To ensure the reliability and reproducibility of your dPCR assay, it’s also important to establish:

• Limit of blank – the lowest detectable signal distinguishable from background noise
• Limit of detection – smallest amount of DNA that can be reliably detected
• Limit of quantification – lowest amount of DNA that can be quantitatively assessed with accuracy

Using the QIAcuity, it’s fairly easy to set up an experiment to optimize the dPCR reaction. I would suggest using the essential gradient option with 12 different temperatures, using six different primer/probe concentrations per temperature and programming the PCR to run for 30 cycles, then another five, another five and then another.

7. What are the best practices for determining the limit of detection (LOD) of an assay?

Determining the limit of detection (LOD) involves different methods and is crucial for adhering to Good Manufacturing Practices (GMP) standards. The guidelines for setting LOD are often vague, leaving organizations to define their own procedures. 

A common approach is defining LOD as LOD 95, 

meaning the target is detectable 95% of the time. For example, if a synthetic template is diluted to 0.25 copies per microliter, equating to six molecules per well, it might be detectable in 20 out of 21 tests, representing a 95% detection rate (LOD 95). If the amount is halved to three copies per well, the detection might drop to 90%, indicating an LOD of 90, not 95.

8. Should I include technical replicates in digital PCR? Are any controls necessary?

Most people run technical replicates either to improve precision or to ensure the pipetting is okay. Reason one is not applicable to dPCR, as the QIAcuity measures more accurately than most pipettes work, so using replicates does not increase precision or accuracy. Reason two is still valid since the pipetting is almost the same for qPCR and dPCR. I would recommend using more biological replicates than technical replicates. 

Controls should be used in dPCR as in any PCR. Ideally, I would always run a negative control to be sure that this is clean (measures very low or no positive partitions in the well). The negative control should have a similar matrix to your samples to account for matrix effects. For example, when working with cells, using cell lysate that doesn’t express your gene of interest is a better negative control than pure water. During the validation of an assay, a positive control, ideally of a known quantity, can be useful for determining the assay characteristics.

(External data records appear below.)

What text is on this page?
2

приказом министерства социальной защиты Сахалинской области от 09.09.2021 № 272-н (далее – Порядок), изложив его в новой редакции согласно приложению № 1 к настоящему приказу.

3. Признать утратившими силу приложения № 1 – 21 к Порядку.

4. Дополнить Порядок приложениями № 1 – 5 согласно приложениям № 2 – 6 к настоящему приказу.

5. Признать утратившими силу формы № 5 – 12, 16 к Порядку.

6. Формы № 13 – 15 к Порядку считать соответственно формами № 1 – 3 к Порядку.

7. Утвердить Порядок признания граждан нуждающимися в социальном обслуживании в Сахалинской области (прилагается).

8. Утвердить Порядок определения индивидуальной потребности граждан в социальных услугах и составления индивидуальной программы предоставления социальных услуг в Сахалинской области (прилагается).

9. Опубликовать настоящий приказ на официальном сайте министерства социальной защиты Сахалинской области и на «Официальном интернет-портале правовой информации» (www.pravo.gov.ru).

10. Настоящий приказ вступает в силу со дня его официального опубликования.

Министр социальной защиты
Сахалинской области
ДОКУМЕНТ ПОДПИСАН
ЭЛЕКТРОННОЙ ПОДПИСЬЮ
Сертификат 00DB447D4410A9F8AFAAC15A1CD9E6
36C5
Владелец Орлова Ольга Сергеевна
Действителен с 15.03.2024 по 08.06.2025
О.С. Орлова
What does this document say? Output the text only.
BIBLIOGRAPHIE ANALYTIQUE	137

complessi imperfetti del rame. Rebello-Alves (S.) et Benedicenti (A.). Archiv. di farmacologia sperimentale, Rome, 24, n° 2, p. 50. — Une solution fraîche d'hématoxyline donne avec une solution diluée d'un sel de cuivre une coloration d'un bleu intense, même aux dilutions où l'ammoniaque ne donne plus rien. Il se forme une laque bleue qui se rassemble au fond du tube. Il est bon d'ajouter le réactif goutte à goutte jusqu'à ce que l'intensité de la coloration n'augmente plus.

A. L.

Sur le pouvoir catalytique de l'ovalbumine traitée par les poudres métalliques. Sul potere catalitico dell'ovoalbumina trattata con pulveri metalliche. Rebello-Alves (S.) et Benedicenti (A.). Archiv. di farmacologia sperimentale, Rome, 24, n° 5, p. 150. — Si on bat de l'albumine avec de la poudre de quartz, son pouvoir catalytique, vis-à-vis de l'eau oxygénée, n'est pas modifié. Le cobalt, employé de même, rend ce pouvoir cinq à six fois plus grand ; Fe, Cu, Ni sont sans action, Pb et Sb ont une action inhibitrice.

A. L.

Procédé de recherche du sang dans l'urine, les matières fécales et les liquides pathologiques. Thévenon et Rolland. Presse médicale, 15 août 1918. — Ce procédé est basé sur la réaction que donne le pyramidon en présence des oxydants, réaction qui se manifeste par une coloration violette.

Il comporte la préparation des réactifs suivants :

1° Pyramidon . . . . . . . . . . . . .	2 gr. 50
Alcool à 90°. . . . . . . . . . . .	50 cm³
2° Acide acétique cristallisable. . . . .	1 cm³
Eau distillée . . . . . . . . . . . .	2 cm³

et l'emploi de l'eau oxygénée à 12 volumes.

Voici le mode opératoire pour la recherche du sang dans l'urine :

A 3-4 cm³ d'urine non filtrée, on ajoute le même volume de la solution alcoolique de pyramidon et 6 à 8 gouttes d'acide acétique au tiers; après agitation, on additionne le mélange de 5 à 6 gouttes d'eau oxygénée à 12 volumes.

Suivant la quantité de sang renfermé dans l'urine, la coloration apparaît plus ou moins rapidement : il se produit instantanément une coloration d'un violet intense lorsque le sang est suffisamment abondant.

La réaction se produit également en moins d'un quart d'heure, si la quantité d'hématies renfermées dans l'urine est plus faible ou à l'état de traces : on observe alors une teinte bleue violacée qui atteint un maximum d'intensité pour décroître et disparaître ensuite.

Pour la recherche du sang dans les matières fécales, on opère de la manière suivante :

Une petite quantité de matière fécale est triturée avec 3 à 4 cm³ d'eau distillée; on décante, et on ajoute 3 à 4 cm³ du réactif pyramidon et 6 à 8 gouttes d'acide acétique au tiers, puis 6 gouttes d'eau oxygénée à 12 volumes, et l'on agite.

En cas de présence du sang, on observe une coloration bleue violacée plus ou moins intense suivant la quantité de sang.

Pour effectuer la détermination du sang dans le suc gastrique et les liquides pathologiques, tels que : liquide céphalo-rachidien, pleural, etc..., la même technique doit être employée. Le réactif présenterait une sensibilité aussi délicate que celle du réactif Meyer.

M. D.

9. How can I standardize a reaction?

When comparing samples, it’s advisable to use similar amounts of template DNA/RNA to standardize any PCR reaction. I recommend measuring the mass of your samples and using similar amounts in your assays. Another parameter that can be standardized and allows easier multiplexing would be the PCR conditions. The microbial assays from QIAGEN, for example, all follow the same PCR conditions, such as running at the same annealing temperature, etc., making it easier to multiplex.

10. How can I interpret a digital PCR scatter plot?

In the 1D scatterplot of the QIAcuity (Figure 3), each of the partitions of the well (either 26,000 or 8500) is depicted as a single dot. These dots are ordered by the measured fluorescent signal (RFU). Generally, if one or multiple of your target template DNA molecules are present in a partition, the PCR reaction will amplify them, and this will generate a fluorescent signal (based on either probes or the DNA binding dye EvaGreen). What you normally expect is two clusters in the plot, the upper one being positive (so containing one or more molecules) and the lower one being negative (containing no molecules). A threshold is set between the two clusters either by the system’s software or manually by the user to count partitions as positive and negative. These numbers are then used in a Poisson calculation to determine the number of molecules in your sample.